Optimization of Mechanical Machining for Heat-Resistance Ta-W Alloy by Using Orthogonal Cutting Method

Abstract

Tantalum and tantalum alloys, which have superior thermal properties, including a high melting temperature, low specific heat, low thermal conductivity, and high density, are promising candidates for high-performance parts exposed to high temperatures and hazardous environments in aerospace, defense, and other industries. However, those alloys are hard to cut and mechanically machine, and the poor machinability of tantalum alloys has precluded their wide use. This study investigates mechanisms for cutting Ta-10%W alloys using orthogonal cutting methods for precision part manufacturing.
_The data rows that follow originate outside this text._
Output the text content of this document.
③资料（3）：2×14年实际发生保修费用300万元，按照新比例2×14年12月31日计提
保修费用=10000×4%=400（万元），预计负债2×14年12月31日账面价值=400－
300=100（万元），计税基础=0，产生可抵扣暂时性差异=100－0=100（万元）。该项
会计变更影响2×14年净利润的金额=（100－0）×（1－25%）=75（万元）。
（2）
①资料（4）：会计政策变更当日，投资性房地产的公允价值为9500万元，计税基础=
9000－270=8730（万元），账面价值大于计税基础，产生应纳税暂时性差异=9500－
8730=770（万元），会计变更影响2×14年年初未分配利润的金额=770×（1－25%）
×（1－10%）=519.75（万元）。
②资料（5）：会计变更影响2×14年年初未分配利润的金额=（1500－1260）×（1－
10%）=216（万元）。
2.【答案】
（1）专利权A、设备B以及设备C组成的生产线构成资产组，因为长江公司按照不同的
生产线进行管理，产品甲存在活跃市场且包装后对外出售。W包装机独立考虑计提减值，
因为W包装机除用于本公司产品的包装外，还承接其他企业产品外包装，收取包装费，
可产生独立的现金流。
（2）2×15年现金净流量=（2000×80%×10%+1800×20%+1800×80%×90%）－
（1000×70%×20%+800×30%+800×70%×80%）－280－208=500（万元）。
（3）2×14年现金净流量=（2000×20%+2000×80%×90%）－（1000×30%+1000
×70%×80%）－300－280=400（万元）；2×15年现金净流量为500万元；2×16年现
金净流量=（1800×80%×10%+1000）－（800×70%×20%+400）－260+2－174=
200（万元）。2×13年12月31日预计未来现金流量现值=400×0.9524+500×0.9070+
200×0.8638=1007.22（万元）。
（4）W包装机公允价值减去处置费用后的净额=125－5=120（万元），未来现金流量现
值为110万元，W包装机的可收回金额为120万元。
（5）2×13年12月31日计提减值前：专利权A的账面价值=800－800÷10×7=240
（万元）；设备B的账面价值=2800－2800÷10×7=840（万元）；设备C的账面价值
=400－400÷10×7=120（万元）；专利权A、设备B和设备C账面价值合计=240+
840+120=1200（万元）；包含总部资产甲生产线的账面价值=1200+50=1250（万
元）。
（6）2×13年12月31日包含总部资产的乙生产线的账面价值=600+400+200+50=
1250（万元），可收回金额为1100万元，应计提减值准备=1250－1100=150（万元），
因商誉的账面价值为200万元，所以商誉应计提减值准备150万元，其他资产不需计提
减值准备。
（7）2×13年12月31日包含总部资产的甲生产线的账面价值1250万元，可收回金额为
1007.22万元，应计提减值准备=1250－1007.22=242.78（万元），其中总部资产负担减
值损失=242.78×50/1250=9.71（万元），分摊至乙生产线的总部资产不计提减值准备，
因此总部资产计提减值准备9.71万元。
During orthogonal cutting processes, the cutting forces are increased dramatically because of the surface folding phenomenon of Ta-W alloys. As a result of experiments and simulation calculations, the tool's rake angle and depth of cut are critical parameters for controlling the cutting shear angle, which makes a significant difference in chip thicknesses and surface folding phenomenon. Based on the results, about 12 degrees of cutting shear angle is suitable for the mechanical machining of a Ta-W alloy. Additionally, cutting speed may be one of the critical parameters to consider for changing the mechanical responses of Ta-W alloys. With this perspective, the mechanical properties of Ta-W alloys at high strain rates seem to be an important factor in orthogonal cutting. Based on these results, the cutting mechanisms and optimal cutting parameters for Ta-W alloys are discussed.